Maher Carrizo y la cantera del interior
La Argentina no es solo Buenos Aires ni solo River y Boca. Maher Carrizo, delantero de 19 años nacido en Santiago del Estero y formado en las inferiores de Vélez Sarsfield, representa la diversidad geográfica del talento argentino. Sus condiciones físicas y su olfato goleador lo convirtieron en uno de los nombres del ranking de las 10 promesas argentinas 2026. Es el tipo de jugador que todavía no está en el ojo global pero que los scouts de los grandes clubes europeos ya tienen fichado.

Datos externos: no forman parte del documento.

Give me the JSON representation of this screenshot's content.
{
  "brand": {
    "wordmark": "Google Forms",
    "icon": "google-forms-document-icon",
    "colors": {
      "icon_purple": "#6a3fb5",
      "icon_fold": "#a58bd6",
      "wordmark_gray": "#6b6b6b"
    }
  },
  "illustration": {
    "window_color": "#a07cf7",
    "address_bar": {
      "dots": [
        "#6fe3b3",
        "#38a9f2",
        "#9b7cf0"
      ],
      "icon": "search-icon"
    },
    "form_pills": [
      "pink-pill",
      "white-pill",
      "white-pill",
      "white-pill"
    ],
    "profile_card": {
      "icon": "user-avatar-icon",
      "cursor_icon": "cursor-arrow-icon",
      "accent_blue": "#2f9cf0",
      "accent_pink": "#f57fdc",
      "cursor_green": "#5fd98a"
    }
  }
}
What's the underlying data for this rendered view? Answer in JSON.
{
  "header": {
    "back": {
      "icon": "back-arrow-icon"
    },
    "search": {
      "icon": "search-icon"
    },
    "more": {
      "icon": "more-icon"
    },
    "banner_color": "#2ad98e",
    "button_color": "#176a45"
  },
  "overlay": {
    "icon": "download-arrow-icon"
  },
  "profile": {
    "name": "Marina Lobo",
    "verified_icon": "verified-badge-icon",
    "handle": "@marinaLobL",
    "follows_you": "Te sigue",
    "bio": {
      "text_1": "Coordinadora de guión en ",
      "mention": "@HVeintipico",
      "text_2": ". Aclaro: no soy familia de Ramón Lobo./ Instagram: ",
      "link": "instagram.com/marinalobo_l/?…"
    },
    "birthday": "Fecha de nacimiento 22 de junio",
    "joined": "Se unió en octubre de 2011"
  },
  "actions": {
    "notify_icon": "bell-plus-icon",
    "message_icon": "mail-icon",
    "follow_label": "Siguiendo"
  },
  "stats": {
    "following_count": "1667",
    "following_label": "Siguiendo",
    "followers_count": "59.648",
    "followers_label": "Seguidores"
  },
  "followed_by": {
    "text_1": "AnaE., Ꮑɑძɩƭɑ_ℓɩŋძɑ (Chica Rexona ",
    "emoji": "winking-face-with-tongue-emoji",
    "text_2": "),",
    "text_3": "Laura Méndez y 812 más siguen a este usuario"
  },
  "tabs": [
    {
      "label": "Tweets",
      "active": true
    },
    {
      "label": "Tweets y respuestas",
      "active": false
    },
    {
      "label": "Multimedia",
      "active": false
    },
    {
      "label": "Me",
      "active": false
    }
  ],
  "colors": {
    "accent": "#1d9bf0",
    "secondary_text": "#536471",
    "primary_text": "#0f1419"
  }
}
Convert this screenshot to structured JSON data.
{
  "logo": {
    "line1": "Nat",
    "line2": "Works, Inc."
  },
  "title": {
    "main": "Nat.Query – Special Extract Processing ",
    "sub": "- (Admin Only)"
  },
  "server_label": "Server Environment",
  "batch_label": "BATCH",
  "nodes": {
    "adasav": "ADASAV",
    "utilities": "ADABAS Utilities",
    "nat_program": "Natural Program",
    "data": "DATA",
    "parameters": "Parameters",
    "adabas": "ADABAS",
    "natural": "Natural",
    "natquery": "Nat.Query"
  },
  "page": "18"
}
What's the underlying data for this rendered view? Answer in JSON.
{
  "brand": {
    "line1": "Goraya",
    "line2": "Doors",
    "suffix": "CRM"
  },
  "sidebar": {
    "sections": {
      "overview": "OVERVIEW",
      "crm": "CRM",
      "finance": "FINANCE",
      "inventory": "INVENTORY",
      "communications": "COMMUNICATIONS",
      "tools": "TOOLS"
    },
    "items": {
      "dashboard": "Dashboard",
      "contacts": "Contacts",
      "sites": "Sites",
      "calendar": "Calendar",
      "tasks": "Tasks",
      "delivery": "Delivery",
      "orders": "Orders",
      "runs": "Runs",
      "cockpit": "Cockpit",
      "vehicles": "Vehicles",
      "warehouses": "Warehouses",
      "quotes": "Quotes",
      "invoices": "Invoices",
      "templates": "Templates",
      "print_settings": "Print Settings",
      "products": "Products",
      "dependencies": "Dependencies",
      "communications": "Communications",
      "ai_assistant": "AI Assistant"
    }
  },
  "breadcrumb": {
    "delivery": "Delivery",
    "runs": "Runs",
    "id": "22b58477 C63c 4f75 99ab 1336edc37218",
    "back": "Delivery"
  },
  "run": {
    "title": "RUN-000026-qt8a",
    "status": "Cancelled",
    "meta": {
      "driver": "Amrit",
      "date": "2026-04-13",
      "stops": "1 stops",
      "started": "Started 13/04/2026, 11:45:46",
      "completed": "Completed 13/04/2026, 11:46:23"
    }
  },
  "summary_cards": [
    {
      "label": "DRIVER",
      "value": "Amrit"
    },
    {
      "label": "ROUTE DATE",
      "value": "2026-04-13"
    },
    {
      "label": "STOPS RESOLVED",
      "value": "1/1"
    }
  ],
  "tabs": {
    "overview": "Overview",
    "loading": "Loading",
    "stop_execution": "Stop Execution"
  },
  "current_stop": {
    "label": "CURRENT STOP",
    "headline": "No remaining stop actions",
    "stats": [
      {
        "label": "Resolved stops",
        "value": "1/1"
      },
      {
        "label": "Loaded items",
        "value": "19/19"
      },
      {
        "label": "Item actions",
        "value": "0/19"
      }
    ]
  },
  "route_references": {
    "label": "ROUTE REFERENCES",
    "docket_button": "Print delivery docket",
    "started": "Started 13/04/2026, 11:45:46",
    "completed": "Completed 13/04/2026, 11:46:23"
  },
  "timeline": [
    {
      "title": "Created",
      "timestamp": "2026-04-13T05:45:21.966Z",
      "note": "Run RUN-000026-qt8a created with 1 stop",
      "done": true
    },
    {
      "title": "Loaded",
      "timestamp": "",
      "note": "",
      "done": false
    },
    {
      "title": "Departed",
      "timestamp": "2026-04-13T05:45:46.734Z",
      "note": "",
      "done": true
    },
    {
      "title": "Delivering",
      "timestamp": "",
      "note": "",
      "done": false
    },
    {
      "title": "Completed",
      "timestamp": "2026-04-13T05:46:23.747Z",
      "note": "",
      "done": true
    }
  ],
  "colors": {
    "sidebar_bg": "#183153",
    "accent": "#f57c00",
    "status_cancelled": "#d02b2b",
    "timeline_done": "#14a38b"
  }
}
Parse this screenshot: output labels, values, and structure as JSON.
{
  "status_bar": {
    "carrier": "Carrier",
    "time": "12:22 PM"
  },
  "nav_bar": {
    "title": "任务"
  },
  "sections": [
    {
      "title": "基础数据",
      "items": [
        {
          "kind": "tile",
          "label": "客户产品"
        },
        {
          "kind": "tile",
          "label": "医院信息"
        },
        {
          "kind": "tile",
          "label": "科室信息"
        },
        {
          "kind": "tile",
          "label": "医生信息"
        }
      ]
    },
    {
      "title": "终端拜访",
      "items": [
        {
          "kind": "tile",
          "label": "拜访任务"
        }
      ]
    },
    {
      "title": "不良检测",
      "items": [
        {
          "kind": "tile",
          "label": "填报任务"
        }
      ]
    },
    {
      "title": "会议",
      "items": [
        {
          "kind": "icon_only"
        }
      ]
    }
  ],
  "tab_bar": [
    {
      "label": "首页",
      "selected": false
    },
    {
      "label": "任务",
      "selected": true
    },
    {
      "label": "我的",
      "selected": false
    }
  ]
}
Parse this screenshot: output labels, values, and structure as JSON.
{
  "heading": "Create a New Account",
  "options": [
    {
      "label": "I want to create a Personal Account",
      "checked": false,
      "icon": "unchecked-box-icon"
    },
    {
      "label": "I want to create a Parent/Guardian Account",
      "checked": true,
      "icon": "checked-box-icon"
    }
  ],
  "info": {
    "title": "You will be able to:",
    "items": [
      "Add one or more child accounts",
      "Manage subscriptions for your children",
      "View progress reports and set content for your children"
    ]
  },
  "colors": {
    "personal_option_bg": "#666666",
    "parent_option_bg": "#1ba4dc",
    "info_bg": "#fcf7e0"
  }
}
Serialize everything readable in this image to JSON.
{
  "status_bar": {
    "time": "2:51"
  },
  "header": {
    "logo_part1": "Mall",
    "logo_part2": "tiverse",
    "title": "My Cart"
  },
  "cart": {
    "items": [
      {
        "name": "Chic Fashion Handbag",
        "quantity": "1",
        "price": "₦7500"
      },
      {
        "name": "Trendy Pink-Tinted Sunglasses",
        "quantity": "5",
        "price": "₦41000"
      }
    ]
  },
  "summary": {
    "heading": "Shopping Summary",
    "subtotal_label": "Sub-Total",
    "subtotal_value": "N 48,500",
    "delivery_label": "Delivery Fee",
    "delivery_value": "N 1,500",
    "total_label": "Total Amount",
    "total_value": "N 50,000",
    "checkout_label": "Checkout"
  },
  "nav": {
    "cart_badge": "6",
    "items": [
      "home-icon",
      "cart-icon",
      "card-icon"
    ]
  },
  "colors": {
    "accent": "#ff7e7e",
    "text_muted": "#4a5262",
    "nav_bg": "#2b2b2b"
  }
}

Lo que une a toda esta generación
Más allá de las diferencias de estilo, posición y contexto, todos estos jugadores comparten un denominador común: crecieron viendo ganar a Argentina. Mastantuono tenía 14 años cuando la Selección ganó Qatar 2022. Echeverri tenía 16. Prestianni, 16. Subiabre, 15. Para ellos, la camiseta albiceleste no es sinónimo de frustraciones históricas sino de conquistas recientes. Eso cambia la mentalidad desde adentro.
La AFA y los clubes formadores tienen, por primera vez en décadas, una generación con autoestima colectiva. No necesitan ser “el próximo Messi” porque ya tienen su propia identidad ganadora. El desafío de Scaloni y del sistema en su conjunto es protegerlos de la presión mediática, darles los minutos correctos en los momentos correctos, y dejar que la maduración natural haga su trabajo.
Argentina no está buscando a un sucesor. Está criando a una generación. Y esa generación ya está lista para presentarse al mundo.